6. Trilogy Age Proof CoQ10 Eye Recovery Concentrate $39.90
When two quite different companies use a similar ingredient, it's either flavour of the month or maybe they're onto something. Interest in variations of Q10 has been sustained enough to make the latter theory explain why Trilogy has also chosen to include it in this botanically rich serum to massage the under-eye area. Throw in caffeine to firm, jojoba esters to reduce fine lines and horse chestnut extract to reduce the look of dark circles, all applied with a small roller ball.
7. Elizabeth Arden Ceramide Gold Ultra Restorative Capsules$136
There's 60 capsules of concentrated serum in each jar, but the best news is these little gold globules are tough enough to be counted out individually so you can take away as many as you need, unlike many serums which come in weighty bottles.
8. Shiseido White Lucent Intensive Brightening Mask $115 for pack of six
The Japanese lead the way in infusing skincare into masks, to the extent that Lancome makes its indulgent Genifique cloth masks there. Shiseido is the Japanese market leader and it has masks to revitalise, firm or brighten. In boxes of six or four, each is individually wrapped so they travel well.
9. Johnson's Daily Essentials Facial Cleansing Wipes $9.99
Now available fragrance- free for sensitive skins, Johnson's wipes are some of the most economical around and do a good job. Find them, and a host of similar competing products in supermarkets and pharmacies.

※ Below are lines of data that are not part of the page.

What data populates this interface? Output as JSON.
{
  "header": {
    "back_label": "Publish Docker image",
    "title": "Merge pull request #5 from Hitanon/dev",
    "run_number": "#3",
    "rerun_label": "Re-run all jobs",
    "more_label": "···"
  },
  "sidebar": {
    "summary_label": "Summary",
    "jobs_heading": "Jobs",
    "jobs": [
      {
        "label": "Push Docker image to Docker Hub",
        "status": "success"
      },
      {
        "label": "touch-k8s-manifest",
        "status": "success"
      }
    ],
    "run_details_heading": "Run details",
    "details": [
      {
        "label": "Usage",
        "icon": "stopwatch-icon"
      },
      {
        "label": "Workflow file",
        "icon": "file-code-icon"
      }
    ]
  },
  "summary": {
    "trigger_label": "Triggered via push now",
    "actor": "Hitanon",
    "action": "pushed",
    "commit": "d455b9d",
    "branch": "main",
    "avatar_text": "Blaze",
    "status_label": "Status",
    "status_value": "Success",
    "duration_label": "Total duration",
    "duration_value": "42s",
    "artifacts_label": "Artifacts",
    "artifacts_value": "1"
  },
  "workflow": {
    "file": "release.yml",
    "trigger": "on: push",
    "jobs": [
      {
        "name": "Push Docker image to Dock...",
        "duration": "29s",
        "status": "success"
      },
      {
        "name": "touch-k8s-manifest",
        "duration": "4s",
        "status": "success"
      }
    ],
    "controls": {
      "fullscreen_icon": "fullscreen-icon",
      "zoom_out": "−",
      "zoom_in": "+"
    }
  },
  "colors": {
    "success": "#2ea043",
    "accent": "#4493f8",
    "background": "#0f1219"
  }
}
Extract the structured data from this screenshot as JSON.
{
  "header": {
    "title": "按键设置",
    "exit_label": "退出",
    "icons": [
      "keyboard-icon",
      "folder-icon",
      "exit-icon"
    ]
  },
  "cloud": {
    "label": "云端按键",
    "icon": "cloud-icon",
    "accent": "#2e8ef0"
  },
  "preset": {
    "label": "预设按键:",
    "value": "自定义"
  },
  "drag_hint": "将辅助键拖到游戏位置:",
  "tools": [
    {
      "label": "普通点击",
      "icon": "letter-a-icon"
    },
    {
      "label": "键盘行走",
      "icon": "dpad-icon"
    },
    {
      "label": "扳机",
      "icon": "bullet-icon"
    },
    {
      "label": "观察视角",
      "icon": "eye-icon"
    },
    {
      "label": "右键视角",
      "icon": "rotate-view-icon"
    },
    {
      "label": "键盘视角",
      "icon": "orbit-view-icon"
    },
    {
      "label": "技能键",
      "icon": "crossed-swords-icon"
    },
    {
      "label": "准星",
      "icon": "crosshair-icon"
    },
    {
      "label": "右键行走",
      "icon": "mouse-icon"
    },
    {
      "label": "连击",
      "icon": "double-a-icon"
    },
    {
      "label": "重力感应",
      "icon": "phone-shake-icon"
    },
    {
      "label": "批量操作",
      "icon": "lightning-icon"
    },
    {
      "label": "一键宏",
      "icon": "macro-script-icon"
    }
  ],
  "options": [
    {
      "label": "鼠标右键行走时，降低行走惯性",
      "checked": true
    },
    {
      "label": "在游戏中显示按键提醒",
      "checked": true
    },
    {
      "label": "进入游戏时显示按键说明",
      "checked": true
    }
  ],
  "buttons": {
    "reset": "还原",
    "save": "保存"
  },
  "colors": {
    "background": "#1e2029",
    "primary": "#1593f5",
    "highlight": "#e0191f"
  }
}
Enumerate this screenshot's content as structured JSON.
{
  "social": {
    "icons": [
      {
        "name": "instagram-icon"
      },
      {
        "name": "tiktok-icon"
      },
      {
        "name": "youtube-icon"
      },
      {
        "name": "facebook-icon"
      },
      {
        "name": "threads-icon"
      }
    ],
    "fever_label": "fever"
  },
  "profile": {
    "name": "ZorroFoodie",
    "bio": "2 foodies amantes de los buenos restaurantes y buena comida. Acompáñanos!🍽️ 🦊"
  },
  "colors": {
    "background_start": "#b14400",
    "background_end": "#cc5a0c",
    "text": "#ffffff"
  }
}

10. Neutrogena Sensitive Skin Sunblock Lotion SPF 60+ $22.49
This waterproof mineral sunscreen is free of fragrance, oils and dyes so it will suit those who find chemical sunscreens irritating. I especially like the lightweight feel on the face and the absence of the whiteish build-up some mineral products leave.
* Another lightweight sunscreen in a not too bulky 125ml bottle is Nivea Sun Light Feel Every Day Sun Lotion SPF30+ $16.29
11. Elizabeth Arden Eight Hour Cream Targeted Sun defence Stick SPF50 $37
Small stick makes sunscreen touch-ups easy, ideal for ensuring nose, ears and cheeks are coated.
12. Chanel Sublimage Masque $325
The jar weighs more than you might like to carry, but this velvety cream mask takes a load off sorry-looking skin, absorbing to leave you feeling ready to face the world.